After what seams like a zillion years spent in development you pick up guiding principals to develop by.  One of these principals is to only spend time on efforts that either directly part of the development of the product and at most 1 step removed from the actual product.  Anything more that 1 step removed from the actual product development should be looked at with suspicion as to it's benefit.

By benefit to the product I mean, if that process was removed could the development more or less still continue with the product will being completed?  Yeah, it's all subjective, as you will find developers always thinking that they must have this or that, or that the product would be "better" if their own testing framework was developed for their "special" needs.  Hummm, yeah right.

Each step incurs it's own cost in design, coding, resources and more importantly on the timetable.  Time taken away from the direct product is time not getting the product done.  Add a number of this "supporting" steps and it may be fuzzy as to what the product really is.

Direct Steps: Specifications, design, coding, testing and interacting with the customer are all examples of direct steps in developing the product.

1-off Steps: The build system, documentation of the System requirements, design and time keeping are all 1-off steps of the product, but directly impact the product in the way of understanding and management.

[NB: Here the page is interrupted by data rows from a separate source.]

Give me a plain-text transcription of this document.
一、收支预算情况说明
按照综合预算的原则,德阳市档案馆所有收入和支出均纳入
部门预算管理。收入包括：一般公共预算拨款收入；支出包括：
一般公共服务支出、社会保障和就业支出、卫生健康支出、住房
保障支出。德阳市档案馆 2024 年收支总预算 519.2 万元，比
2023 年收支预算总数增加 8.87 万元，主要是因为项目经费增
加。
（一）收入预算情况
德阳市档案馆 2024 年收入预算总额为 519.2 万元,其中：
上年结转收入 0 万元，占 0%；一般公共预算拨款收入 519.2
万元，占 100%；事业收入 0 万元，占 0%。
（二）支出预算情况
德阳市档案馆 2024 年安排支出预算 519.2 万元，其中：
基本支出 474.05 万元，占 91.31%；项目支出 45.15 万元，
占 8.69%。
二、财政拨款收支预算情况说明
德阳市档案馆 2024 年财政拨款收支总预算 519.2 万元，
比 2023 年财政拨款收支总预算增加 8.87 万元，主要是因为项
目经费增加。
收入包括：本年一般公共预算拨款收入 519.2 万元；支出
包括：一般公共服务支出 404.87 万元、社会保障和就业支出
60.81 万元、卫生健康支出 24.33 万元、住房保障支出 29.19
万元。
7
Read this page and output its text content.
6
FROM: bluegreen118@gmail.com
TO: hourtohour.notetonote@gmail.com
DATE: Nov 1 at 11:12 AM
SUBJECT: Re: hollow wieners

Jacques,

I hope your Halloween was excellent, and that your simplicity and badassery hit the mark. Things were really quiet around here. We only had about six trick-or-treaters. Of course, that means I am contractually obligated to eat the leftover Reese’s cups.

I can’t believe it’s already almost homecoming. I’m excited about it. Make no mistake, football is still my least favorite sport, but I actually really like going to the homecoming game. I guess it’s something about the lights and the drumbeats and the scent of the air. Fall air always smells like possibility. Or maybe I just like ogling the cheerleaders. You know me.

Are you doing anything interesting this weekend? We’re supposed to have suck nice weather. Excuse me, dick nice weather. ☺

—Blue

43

x-off Steps:  Building unique anything that is not directly incorporated into the product is suspect.  Build systems, testing frameworks, prototyping tools, data mocking tools, issue tracking software and the like examples custom development that may not provide benefit to the product and even place the product at risk.  There is always some custom support projects that may be needed, but having too many is a red flag that the focus may be on development and not in delivering a product.  Developers love to develop but success is getting a quality finished product delivered to your customers.  We get paid to deliver, not to develop and they are not the same thing.